Thanks largely to a shortage of beds and an ongoing need associated with the aging population, meanwhile, healthcare is another area where good opportunities lie. And then of course, there is the massive boom in investment underway on road and rail projects.

Such shifts are reflected in the labour market. Whilst overall job vacancy numbers across engineering disciplines have fallen from about 9,000 at the height of the mining boom to around 2,500 today, the lift in the transport sector has seen vacancies for civil engineers begin to rise again over the past two years. In its most recent quarterly report, recruitment outfit Hays said that though parts of the overall market remained soft, demand was strong for a number of professionals including rail engineers, civil engineers and civil designers as well as senior design engineers and structural engineers for buildings.

All this comes amid what is considered by many to be a long overdue discussion on infrastructure within Australia. Shortly before the May budget, the federal government unveiled its plan to create 30 minute cities, which includes working with local and state governments to develop coordinated investment plans for cities and setting up a special unit to look at innovative financing solutions for major government projects.


That followed Infrastructure Australia’s release in March of a 76-point plan to deliver better infrastructure over the next 15 years. Amongst other things, that plan called for the government to establish a program of incentives for states which undertake infrastructure reform, consolidate a whole heap of funding pools into one fund, develop a national population policy, encourage the development of regional cities, and consider market based incentives such as road pricing to raise money to build and maintain new infrastructure as well as to encourage non-peak travel where possible.

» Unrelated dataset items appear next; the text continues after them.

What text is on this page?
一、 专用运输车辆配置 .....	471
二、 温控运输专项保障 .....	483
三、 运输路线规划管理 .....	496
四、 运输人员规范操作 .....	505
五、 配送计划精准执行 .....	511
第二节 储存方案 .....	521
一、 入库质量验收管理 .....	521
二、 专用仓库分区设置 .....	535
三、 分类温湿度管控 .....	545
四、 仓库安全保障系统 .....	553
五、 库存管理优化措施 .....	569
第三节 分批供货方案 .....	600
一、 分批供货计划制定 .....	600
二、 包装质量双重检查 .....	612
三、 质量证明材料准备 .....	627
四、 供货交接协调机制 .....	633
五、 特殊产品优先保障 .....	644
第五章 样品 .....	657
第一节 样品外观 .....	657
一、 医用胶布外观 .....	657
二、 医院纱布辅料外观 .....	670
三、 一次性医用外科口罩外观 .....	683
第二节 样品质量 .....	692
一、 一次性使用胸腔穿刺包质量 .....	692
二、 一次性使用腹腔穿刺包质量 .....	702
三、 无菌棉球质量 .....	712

Whilst state governments are beefing up investment, however, skepticism is also growing about the level of diligence being applied in some cases with regard to the extent of value being derived from some of these projects. In Victoria, for example, the state government does not have business cases for 31 out of 50 projects taking place under a $6 billion rail crossing removal program even though work has already started on two-thirds of the projects.

construction engineering

Areas of opportunity

According to forecasts from the Australian Construction Industry Forum:

  • Transport represents a significant area of opportunity as overall levels of public and private construction work done on roads increases from a forecast $14.377 billion in 2015/16 to more than $20 billion in 2019/20 and that on rail infrastructure grows from $6.7 billion to $9.1 billion over the same period. Growth will be fairly evenly spread across all states and territories.
  • Having already grown by around 18 per cent over the past five years, activity in retail and shopping centre construction represents another good area of opportunity, with the dollar value of construction work done expected to rise from an estimated $6.289 billion in 2015/16 to $6.656 billion in 2020/21 amid decent growth and a respectable pipeline of projects in New South Wales, Queensland and Western Australia.
  • Having expanded by more than two and a half times over the past 10 years, the dollar value of work done in healthcare construction is expected to remain at elevated levels and increase from $5.790 billion in 2015/16 to $6.525 billion in 2020/21 amid an overall shortage of beds and the need to cater for a growing number of older Australians.
  • Boosted by a competitive Australian dollar and a massive rebound in tourism numbers along with an undersupply of quality stock, activity on the construction of hotels and accommodation facilities has already shot up by around 70 per cent over the past two years and will rise by a further 37 per cent between 2015/16 and 2018/19 amid a significant pipeline of projects particularly in east coast markets.